Still, of just ten episodes, three stood out as genuinely good. One was about a hair product that does wonders for afro-American hair, but is derived from Huey’s attempts to make home explosives. It unfolds in a by-the-numbers way, but its jabs at the beauty industry and the fact that even when it’s revealed the stuff is dangerous people still love it make for a clever and entertaining episode. Better than that is the very last episode, though it didn’t have the heft of a season finale. When Riley finally gets called out on saying everything is ‘gay’, it leads to a twisted sequence of events where he is extorted by a series of oppressed groups until finally he becomes ‘the poster boy for retardation’. 

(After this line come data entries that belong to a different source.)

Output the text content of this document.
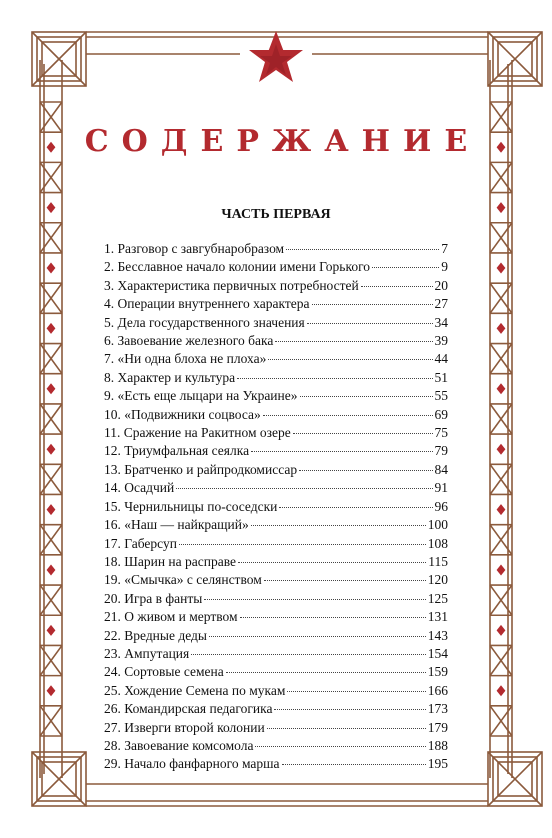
СОДЕРЖАНИЕ
ЧАСТЬ ПЕРВАЯ
1. Разговор с завгубнаробразом	7
2. Бесславное начало колонии имени Горького	9
3. Характеристика первичных потребностей	20
4. Операции внутреннего характера	27
5. Дела государственного значения	34
6. Завоевание железного бака	39
7. «Ни одна блоха не плоха»	44
8. Характер и культура	51
9. «Есть еще лыцари на Украине»	55
10. «Подвижники соцвоса»	69
11. Сражение на Ракитном озере	75
12. Триумфальная сеялка	79
13. Братченко и райпродкомиссар	84
14. Осадчий	91
15. Чернильницы по-соседски	96
16. «Наш — найкращий»	100
17. Габерсуп	108
18. Шарин на расправе	115
19. «Смычка» с селянством	120
20. Игра в фанты	125
21. О живом и мертвом	131
22. Вредные деды	143
23. Ампутация	154
24. Сортовые семена	159
25. Хождение Семена по мукам	166
26. Командирская педагогика	173
27. Изверги второй колонии	179
28. Завоевание комсомола	188
29. Начало фанфарного марша	195
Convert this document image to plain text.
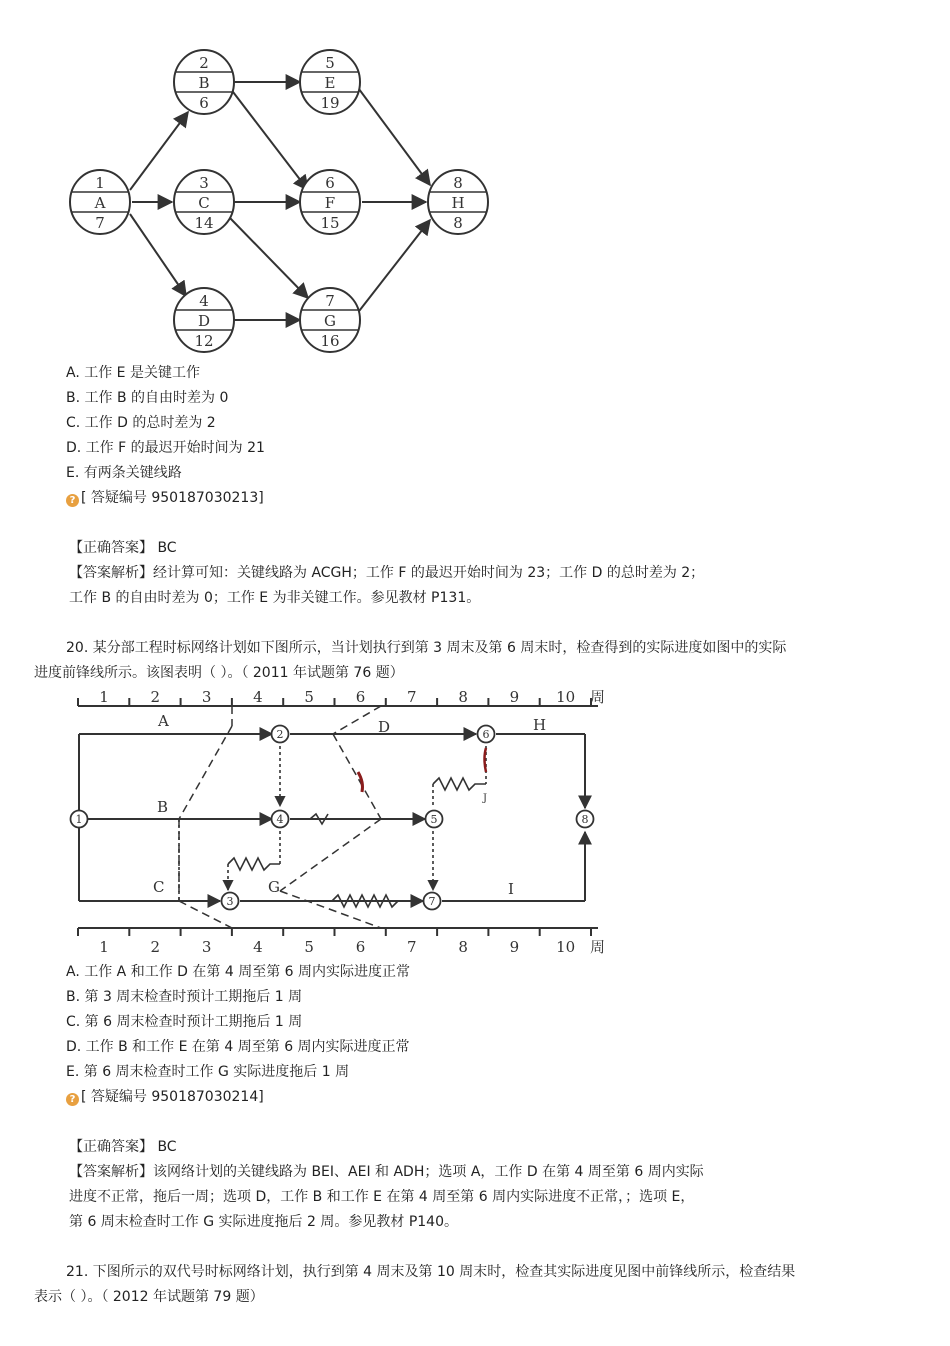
1
A
7
2
B
6
3
C
14
4
D
12
5
E
19
6
F
15
7
G
16
8
H
8
A. 工作 E 是关键工作
B. 工作 B 的自由时差为 0
C. 工作 D 的总时差为 2
D. 工作 F 的最迟开始时间为 21
E. 有两条关键线路
? [ 答疑编号 950187030213]
【正确答案】 BC
【答案解析】经计算可知：关键线路为 ACGH；工作 F 的最迟开始时间为 23；工作 D 的总时差为 2；
工作 B 的自由时差为 0；工作 E 为非关键工作。参见教材 P131。
20. 某分部工程时标网络计划如下图所示，当计划执行到第 3 周末及第 6 周末时，检查得到的实际进度如图中的实际
进度前锋线所示。该图表明（ ）。（ 2011 年试题第 76 题）
1
1
2
2
3
3
4
4
5
5
6
6
7
7
8
8
9
9
10
10
周
周
A	D	H
B
C	G	I
J
1
2
3
4	5
6
7
8
A. 工作 A 和工作 D 在第 4 周至第 6 周内实际进度正常
B. 第 3 周末检查时预计工期拖后 1 周
C. 第 6 周末检查时预计工期拖后 1 周
D. 工作 B 和工作 E 在第 4 周至第 6 周内实际进度正常
E. 第 6 周末检查时工作 G 实际进度拖后 1 周
? [ 答疑编号 950187030214]
【正确答案】 BC
【答案解析】该网络计划的关键线路为 BEI、AEI 和 ADH；选项 A，工作 D 在第 4 周至第 6 周内实际
进度不正常，拖后一周；选项 D，工作 B 和工作 E 在第 4 周至第 6 周内实际进度不正常，；选项 E，
第 6 周末检查时工作 G 实际进度拖后 2 周。参见教材 P140。
21. 下图所示的双代号时标网络计划，执行到第 4 周末及第 10 周末时，检查其实际进度见图中前锋线所示，检查结果
表示（ ）。（ 2012 年试题第 79 题）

It was an irreverent mix of political incorrectness and social commentary, which raised some good points: in condemning using ‘gay’ to mean ‘bad’, do we also end up censoring observations that something is an action associated with gay culture? Are the groups who garner attention and funding defending minorities actually out for the best interests of the group, or do they just use them and extort others who they can bully? Is there a kind of one-upmanship in different underprivileged groups? Sure, the South Park episode on the Special Olympics did much of this better, and the final stinger uncomfortably fell back on the ‘looking retarded is inherently funny’ concept, but with side-references to Of Mice and Men, a non-mainstream representation of the whole ‘check your privilege’ movement and some genuinely funny moments, it was a good episode.

But my favourite was ‘Freedomland’, in which the Freemans willingly sign a contract to work as entertainers in a slavery-themed amusement park. Now, it may seem like a cheap shot, The Boondocks doing modern-day slavery with the white guy using corporations instead of brute force to get exactly the same results, but it’s more subtle than that. Tom sleepwalks into the same position because he imagines it’s noble. Only Huey wants to upset the corporate system that put them in this position, at least until things escalate. Sure, it all ends in a silly kung-fu scrap, but it’s a clever bit of observational political comedy. And that’s what The Boondocks is supposed to be doing, not just ‘Hurr Grandpa is a shallow idiot and Uncle Ruckus is racist’.

The Boondocks was worth the ride. The last hoorah may have ended up being muted and unconvincing, but there were enough flashes of brilliance to remind me how good this show very nearly was.